Berenice Abbott. Selected Writings
Berenice Abbott’s Selected Writings starts off Ivorypress Ars Litterae series, a collection of paperback books whose aim is to publish rare and out-of-print texts by lesser-known modern and contemporary artists in a format that is within the reach of a wider audience.
This publication comprises four of Abbott’s key writings on the medium: Photography and Science (1939), A Guide to Better Photography (1941), The View Camera Made Simple (1948), and The World of Atget (1964), functioning as a guide to immersing oneself in the world of photography. These texts, slightly edited to avoid potential overlaps and some highly technical chapters that may not be so interesting to contemporary readers, provide extraordinary theoretical content, precise instructions for taking a good picture and how to acquire the visual tools to do it, and invite reflection upon the difference and responsibility of owning a camera in those days versus today.

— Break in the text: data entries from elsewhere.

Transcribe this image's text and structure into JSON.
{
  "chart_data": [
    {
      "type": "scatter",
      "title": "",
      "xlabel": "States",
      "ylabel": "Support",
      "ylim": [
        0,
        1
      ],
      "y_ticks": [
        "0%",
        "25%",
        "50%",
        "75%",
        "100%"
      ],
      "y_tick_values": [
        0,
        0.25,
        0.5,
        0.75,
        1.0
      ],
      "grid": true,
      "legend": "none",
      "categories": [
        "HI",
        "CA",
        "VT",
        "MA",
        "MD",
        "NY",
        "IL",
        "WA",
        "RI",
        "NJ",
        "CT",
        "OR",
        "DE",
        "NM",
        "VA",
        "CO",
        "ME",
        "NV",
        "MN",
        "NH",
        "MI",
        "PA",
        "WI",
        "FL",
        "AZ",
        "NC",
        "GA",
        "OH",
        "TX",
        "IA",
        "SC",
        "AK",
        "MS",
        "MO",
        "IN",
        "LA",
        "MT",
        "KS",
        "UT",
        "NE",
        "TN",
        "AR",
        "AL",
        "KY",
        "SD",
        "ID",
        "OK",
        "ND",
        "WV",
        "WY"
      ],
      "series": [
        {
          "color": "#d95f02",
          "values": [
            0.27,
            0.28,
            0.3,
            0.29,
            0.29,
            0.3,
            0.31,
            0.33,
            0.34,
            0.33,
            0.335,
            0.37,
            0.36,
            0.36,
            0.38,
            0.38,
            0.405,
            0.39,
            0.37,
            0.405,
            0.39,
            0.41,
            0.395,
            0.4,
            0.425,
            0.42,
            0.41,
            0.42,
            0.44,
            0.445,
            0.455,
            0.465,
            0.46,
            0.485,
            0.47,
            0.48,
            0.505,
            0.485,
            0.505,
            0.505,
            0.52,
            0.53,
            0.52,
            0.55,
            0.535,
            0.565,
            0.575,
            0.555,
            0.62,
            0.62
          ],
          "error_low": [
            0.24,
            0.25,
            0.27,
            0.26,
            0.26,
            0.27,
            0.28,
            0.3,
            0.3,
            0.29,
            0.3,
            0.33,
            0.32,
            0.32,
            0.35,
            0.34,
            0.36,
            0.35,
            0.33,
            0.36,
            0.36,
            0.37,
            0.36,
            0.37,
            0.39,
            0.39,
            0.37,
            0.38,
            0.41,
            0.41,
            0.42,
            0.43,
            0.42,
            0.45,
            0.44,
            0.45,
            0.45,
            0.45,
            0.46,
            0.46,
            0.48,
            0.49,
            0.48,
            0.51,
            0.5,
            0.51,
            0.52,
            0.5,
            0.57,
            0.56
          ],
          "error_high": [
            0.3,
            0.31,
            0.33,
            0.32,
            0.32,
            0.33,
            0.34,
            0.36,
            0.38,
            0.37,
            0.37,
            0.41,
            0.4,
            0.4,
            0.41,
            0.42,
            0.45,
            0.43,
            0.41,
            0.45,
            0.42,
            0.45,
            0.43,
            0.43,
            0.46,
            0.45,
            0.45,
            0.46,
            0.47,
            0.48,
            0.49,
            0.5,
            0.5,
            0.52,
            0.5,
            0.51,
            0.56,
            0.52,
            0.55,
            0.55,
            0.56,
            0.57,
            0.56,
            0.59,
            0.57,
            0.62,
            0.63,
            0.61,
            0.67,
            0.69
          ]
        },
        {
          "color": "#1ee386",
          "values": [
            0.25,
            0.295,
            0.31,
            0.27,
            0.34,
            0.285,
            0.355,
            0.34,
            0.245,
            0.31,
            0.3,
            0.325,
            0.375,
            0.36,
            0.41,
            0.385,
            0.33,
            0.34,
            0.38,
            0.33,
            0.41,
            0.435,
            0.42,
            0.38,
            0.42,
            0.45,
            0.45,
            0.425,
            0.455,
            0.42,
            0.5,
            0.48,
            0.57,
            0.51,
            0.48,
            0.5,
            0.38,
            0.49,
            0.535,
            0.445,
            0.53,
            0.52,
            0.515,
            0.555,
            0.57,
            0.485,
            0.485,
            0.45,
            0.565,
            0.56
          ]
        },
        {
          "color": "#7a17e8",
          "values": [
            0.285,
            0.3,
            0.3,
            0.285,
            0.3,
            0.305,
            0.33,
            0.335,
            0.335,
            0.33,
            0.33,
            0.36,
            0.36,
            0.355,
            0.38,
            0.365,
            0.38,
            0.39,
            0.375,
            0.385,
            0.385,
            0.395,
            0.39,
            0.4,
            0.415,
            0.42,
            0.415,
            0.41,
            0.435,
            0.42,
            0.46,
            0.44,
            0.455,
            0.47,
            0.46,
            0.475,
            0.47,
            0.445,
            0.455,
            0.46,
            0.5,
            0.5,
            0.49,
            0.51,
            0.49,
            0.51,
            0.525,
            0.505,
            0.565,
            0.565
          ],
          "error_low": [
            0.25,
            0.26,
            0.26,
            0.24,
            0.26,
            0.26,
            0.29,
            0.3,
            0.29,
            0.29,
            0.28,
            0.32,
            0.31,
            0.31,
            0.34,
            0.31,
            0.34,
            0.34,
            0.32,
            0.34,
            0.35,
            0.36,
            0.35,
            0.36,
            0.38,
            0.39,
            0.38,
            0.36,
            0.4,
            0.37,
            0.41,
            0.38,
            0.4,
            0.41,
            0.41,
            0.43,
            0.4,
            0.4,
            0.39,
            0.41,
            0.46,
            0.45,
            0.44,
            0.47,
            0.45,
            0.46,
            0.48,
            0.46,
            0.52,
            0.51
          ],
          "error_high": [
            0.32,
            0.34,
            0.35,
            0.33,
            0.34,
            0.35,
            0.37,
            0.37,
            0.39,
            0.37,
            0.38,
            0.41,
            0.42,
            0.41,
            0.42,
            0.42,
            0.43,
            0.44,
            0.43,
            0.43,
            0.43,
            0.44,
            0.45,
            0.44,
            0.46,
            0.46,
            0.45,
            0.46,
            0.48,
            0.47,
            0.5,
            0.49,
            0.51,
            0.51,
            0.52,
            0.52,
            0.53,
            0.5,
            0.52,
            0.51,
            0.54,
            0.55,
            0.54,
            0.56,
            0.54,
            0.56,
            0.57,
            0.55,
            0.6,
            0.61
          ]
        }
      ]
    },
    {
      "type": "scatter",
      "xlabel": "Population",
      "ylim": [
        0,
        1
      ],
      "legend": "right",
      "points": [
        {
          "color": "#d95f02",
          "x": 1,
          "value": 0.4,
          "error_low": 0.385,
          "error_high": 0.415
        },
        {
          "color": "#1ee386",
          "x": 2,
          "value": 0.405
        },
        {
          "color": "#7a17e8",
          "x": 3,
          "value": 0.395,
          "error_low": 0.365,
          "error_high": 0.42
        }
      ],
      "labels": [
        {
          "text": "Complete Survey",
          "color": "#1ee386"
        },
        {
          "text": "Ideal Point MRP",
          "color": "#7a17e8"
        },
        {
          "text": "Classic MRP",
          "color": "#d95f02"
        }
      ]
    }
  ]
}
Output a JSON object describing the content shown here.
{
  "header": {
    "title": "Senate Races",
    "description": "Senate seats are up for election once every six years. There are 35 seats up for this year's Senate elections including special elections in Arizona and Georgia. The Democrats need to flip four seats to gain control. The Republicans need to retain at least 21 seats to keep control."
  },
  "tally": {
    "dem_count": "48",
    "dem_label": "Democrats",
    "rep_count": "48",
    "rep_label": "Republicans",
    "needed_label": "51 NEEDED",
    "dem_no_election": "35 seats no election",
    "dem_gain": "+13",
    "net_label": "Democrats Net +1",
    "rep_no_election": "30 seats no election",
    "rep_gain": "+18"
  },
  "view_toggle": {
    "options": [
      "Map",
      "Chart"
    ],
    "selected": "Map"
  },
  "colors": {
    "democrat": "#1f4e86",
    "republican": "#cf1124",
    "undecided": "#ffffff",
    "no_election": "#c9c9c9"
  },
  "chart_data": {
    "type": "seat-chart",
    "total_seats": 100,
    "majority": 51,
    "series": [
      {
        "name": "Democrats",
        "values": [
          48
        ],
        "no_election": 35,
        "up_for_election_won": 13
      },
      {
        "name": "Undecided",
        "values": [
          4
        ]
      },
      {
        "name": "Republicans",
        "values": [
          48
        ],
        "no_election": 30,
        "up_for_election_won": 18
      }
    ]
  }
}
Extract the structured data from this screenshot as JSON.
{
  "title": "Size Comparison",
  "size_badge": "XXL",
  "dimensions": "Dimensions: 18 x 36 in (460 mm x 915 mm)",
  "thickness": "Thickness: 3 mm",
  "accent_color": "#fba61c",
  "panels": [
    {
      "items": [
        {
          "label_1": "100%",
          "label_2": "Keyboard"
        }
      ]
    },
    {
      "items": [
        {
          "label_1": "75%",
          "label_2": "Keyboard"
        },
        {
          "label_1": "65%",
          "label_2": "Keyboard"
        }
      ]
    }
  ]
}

As Estrella de Diego, director of the series, explains in the introduction, ‘Now that photography has become a practice that is mostly fun and accessible to everyone, an activity that doesn’t require technique or even much skill, it is fascinating to look back upon the writings of Berenice Abbott, one of the photographers who was most committed to modernity. In fact, throughout all her life, Abbott was determined to earn her living making photos, which was very uncommon for a woman in the 1920s and 30s.’